Provision for contractual obligation has been provided for in accounts based on management''s assessment of the probable outcome with reference to the available information supplemented by experience of similar transactions.

11. CONTIGNET LIABILITIES:

The company recognizes contingent liability for disclosure in notes to accounts, if any of the following conditions are fulfilled:

i) a possible obligation that arises from past events and the existence of which will be confirmed only by the occurrence or non-occurrence of one or more uncertain future events not wholly within the control of enterprise; or

ii) a present obligation that arises from past events but is not recognized because:

a. it is not probable that an outflow of resources embodying economic benefits will be required to settle the obligation; or

b. a reliable estimate of the amount of the obligation cannot be made.


Mar 31, 2009

1. Method of Accounting

1.1 The company follows the mercantile system of accounting and recognizes income and expenditure on accrual basis.

1.2 Financial Statements are based on historic cost. The costs are not adjusted to reflect the impact of the changing value in the purchasing power of money.

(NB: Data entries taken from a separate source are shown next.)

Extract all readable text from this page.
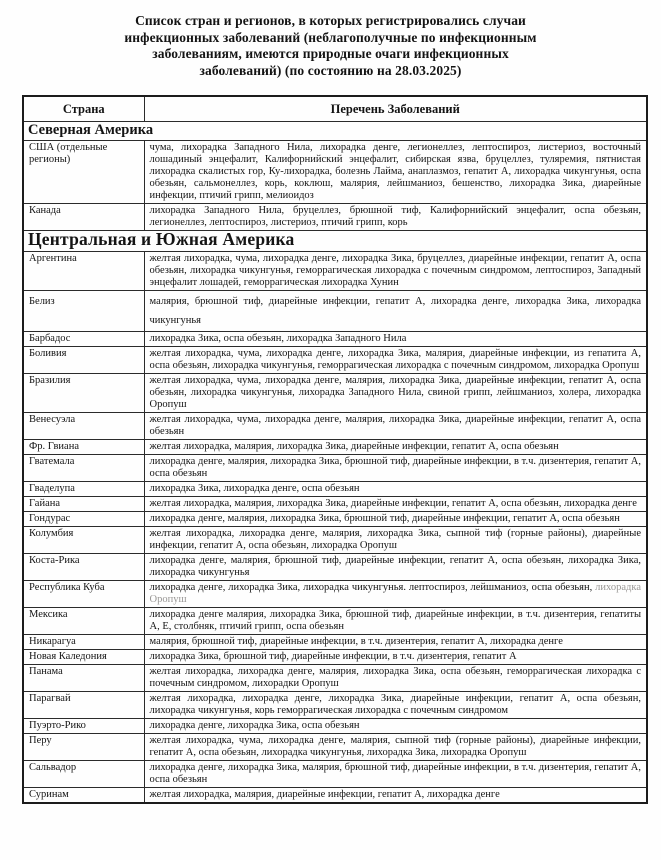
Список стран и регионов, в которых регистрировались случаи
инфекционных заболеваний (неблагополучные по инфекционным
заболеваниям, имеются природные очаги инфекционных
заболеваний) (по состоянию на 28.03.2025)
Страна	Перечень Заболеваний
Северная Америка	
США (отдельные регионы)	чума, лихорадка Западного Нила, лихорадка денге, легионеллез, лептоспироз, листериоз, восточный лошадиный энцефалит, Калифорнийский энцефалит, сибирская язва, бруцеллез, туляремия, пятнистая лихорадка скалистых гор, Ку-лихорадка, болезнь Лайма, анаплазмоз, гепатит А, лихорадка чикунгунья, оспа обезьян, сальмонеллез, корь, коклюш, малярия, лейшманиоз, бешенство, лихорадка Зика, диарейные инфекции, птичий грипп, мелиоидоз
Канада	лихорадка Западного Нила, бруцеллез, брюшной тиф, Калифорнийский энцефалит, оспа обезьян, легионеллез, лептоспироз, листериоз, птичий грипп, корь
Центральная и Южная Америка	
Аргентина	желтая лихорадка, чума, лихорадка денге, лихорадка Зика, бруцеллез, диарейные инфекции, гепатит А, оспа обезьян, лихорадка чикунгунья, геморрагическая лихорадка с почечным синдромом, лептоспироз, Западный энцефалит лошадей, геморрагическая лихорадка Хунин
Белиз	малярия, брюшной тиф, диарейные инфекции, гепатит А, лихорадка денге, лихорадка Зика, лихорадка чикунгунья
Барбадос	лихорадка Зика, оспа обезьян, лихорадка Западного Нила
Боливия	желтая лихорадка, чума, лихорадка денге, лихорадка Зика, малярия, диарейные инфекции, из гепатита А, оспа обезьян, лихорадка чикунгунья, геморрагическая лихорадка с почечным синдромом, лихорадка Оропуш
Бразилия	желтая лихорадка, чума, лихорадка денге, малярия, лихорадка Зика, диарейные инфекции, гепатит А, оспа обезьян, лихорадка чикунгунья, лихорадка Западного Нила, свиной грипп, лейшманиоз, холера, лихорадка Оропуш
Венесуэла	желтая лихорадка, чума, лихорадка денге, малярия, лихорадка Зика, диарейные инфекции, гепатит А, оспа обезьян
Фр. Гвиана	желтая лихорадка, малярия, лихорадка Зика, диарейные инфекции, гепатит А, оспа обезьян
Гватемала	лихорадка денге, малярия, лихорадка Зика, брюшной тиф, диарейные инфекции, в т.ч. дизентерия, гепатит А, оспа обезьян
Гваделупа	лихорадка Зика, лихорадка денге, оспа обезьян
Гайана	желтая лихорадка, малярия, лихорадка Зика, диарейные инфекции, гепатит А, оспа обезьян, лихорадка денге
Гондурас	лихорадка денге, малярия, лихорадка Зика, брюшной тиф, диарейные инфекции, гепатит А, оспа обезьян
Колумбия	желтая лихорадка, лихорадка денге, малярия, лихорадка Зика, сыпной тиф (горные районы), диарейные инфекции, гепатит А, оспа обезьян, лихорадка Оропуш
Коста-Рика	лихорадка денге, малярия, брюшной тиф, диарейные инфекции, гепатит А, оспа обезьян, лихорадка Зика, лихорадка чикунгунья
Республика Куба	лихорадка денге, лихорадка Зика, лихорадка чикунгунья. лептоспироз, лейшманиоз, оспа обезьян, лихорадка Оропуш
Мексика	лихорадка денге малярия, лихорадка Зика, брюшной тиф, диарейные инфекции, в т.ч. дизентерия, гепатиты А, Е, столбняк, птичий грипп, оспа обезьян
Никарагуа	малярия, брюшной тиф, диарейные инфекции, в т.ч. дизентерия, гепатит А, лихорадка денге
Новая Каледония	лихорадка Зика, брюшной тиф, диарейные инфекции, в т.ч. дизентерия, гепатит А
Панама	желтая лихорадка, лихорадка денге, малярия, лихорадка Зика, оспа обезьян, геморрагическая лихорадка с почечным синдромом, лихорадки Оропуш
Парагвай	желтая лихорадка, лихорадка денге, лихорадка Зика, диарейные инфекции, гепатит А, оспа обезьян, лихорадка чикунгунья, корь геморрагическая лихорадка с почечным синдромом
Пуэрто-Рико	лихорадка денге, лихорадка Зика, оспа обезьян
Перу	желтая лихорадка, чума, лихорадка денге, малярия, сыпной тиф (горные районы), диарейные инфекции, гепатит А, оспа обезьян, лихорадка чикунгунья, лихорадка Зика, лихорадка Оропуш
Сальвадор	лихорадка денге, лихорадка Зика, малярия, брюшной тиф, диарейные инфекции, в т.ч. дизентерия, гепатит А, оспа обезьян
Суринам	желтая лихорадка, малярия, диарейные инфекции, гепатит А, лихорадка денге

2. Fixed Assets and Depreciation

2.1 Fixed assets are stated at the cost of acquisition or construction, including expenses less accumulated depreciation.

2.2 The company has provided depreciation on fixed assets using the WDV method at the rates prescribed in the Income Tax Rules.

3. Investments : Investments are valued at cost.

4. Taxes on Income:

Taxes on income is computed using the tax effect accounting method whereby such taxes are accrued in the same period as the revenue and expense to which they relate.

Current tax liability is measured using the applicable tax rate and tax laws and the necessary provision is made annually. Deferred tax asset / liability arising out of the tax effect of timing difference is measured using the tax rates and the tax laws that have been enacted / substantially enacted at the balance sheet date.